Poderia, por conseguinte, a Igreja modificar sua atual disciplina. Ao menos
nesta nossa América Latina e particularmente neste imenso Brasil, morrem milhões
de cristãos sem terem sequer a possibilidade física de receber o sacramento da
Unção dos enfermos. Mas em virtude do Batismo, que a Igreja generosamente lhes
administrou, até mesmo mediante leigos, eles têm um direito também a este
sacramento. Lemos no Vaticano II: "Deseja ardentemente a Mãe Igreja que todos os
fiéis sejam levados àquela plena, consciente e ativa participação das
celebrações litúrgicas, que a própria natureza da Liturgia exige e à qual, por
força do Batismo, o povo cristão... tem direito e obrigação" (SC 14a).

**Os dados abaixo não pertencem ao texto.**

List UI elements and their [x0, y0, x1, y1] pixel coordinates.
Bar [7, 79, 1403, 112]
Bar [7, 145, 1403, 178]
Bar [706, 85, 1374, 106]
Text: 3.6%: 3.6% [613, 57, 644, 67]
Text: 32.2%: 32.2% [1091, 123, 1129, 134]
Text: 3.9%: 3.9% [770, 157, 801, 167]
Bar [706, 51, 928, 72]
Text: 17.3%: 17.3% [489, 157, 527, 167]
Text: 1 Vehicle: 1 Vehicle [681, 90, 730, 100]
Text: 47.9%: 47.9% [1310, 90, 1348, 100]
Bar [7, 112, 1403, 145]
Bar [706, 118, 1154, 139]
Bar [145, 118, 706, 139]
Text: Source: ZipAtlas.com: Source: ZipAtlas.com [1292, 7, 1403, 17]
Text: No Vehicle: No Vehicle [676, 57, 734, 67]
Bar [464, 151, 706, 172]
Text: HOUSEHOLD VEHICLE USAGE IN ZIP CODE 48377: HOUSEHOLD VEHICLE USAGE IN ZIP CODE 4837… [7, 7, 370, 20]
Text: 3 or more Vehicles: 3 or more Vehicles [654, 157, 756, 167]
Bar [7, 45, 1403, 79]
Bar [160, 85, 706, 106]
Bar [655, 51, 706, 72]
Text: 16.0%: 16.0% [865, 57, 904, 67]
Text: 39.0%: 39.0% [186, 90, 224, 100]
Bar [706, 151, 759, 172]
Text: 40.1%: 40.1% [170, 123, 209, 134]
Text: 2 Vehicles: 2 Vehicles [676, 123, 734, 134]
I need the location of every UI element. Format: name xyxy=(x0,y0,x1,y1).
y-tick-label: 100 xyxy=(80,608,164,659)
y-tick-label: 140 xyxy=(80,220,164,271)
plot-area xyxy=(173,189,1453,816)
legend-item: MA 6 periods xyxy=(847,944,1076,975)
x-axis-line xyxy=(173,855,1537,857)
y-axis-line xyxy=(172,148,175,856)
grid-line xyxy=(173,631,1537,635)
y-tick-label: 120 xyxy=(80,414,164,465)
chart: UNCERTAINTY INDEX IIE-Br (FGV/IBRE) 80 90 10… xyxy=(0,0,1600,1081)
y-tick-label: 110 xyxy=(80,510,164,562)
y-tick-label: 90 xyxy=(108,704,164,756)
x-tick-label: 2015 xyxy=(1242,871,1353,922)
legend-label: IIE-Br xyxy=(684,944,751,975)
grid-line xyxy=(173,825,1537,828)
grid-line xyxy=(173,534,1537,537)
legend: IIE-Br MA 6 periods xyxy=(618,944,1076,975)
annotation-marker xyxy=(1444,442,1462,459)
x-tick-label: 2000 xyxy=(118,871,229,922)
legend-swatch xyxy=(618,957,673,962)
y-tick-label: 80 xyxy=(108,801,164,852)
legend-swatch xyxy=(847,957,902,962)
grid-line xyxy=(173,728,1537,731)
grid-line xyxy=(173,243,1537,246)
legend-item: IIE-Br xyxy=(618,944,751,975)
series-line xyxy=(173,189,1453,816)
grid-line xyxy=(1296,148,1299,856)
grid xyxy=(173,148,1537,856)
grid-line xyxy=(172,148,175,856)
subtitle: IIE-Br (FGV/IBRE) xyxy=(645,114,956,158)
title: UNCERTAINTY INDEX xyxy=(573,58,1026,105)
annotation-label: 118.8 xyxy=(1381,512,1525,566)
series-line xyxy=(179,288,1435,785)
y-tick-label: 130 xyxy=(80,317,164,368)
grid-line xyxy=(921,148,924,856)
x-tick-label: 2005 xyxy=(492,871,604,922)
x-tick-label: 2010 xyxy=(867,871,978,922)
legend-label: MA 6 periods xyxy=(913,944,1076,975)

Ao direito corresponde o dever. Se nossos batizados têm "direito e obrigação" de
receber a Unção dos enfermos, os altos responsáveis da Igreja - os únicos que
podem com sua autoridade resolver tão angustiante problema - têm o dever de
oferecer-lhes e facilitar-lhes tudo aquilo a que os batizados têm direito
divino. Não dar aos enfermos católicos a oportunidade de serem confortados com
este sacramento instituído por Jesus Cristo precisamente para eles, é de fato
uma gravíssima omissão pastoral e configura para os fiéis uma verdadeira
situação de injustiça. Mas entre nós tal fato injusto se dá, sem nenhum exagero,
milhões de vezes. Além disso, há inúmeras seitas do tipo curandeirista que
prometem à gente doente e muitas vezes pobre a cura de suas enfermidades. Assim
o fazem todos os pentecostais (que perfazem 73% do protestantismo brasileiro),
algumas religiões orientais (como o Seicho-no-iê, já amplamente difundido),
movimentos religiosos afro-brasileiros e pseudo-espirituais, com o Espiritismo,
a Umbanda, o Esoterismo, etc. E são muitos os que vão até lá; e muitíssimos deles não estão em
condições financeiras de procurar médicos e comprar remédios nas farmácias.
Nestas circunstâncias, o pastor sente vontade de poder repetir à gente de hoje
aquilo que São Cesário de Arles recomendava aos fiéis de seu tempo. Poderia
talvez não ser conveniente voltar simplesmente à praxe suposta na Carta de
Inocêncio I. Mas não se vê porque não conceder aos diáconos, às religiosas
enfermeiras ou aos ministros paroquiais não ordenados a faculdade de ungir
nossos doentes pronunciando as palavras sacramentais determinadas pelo Papa
Paulo VI: "Por esta santa unção e pela sua piíssima misericórdia, o Senhor venha
em teu auxílio com a graça do Espírito Santo, para que, liberto dos teus
pecados, Ele te salve e, na sua bondade, alivie os teus sofrimentos. Amém".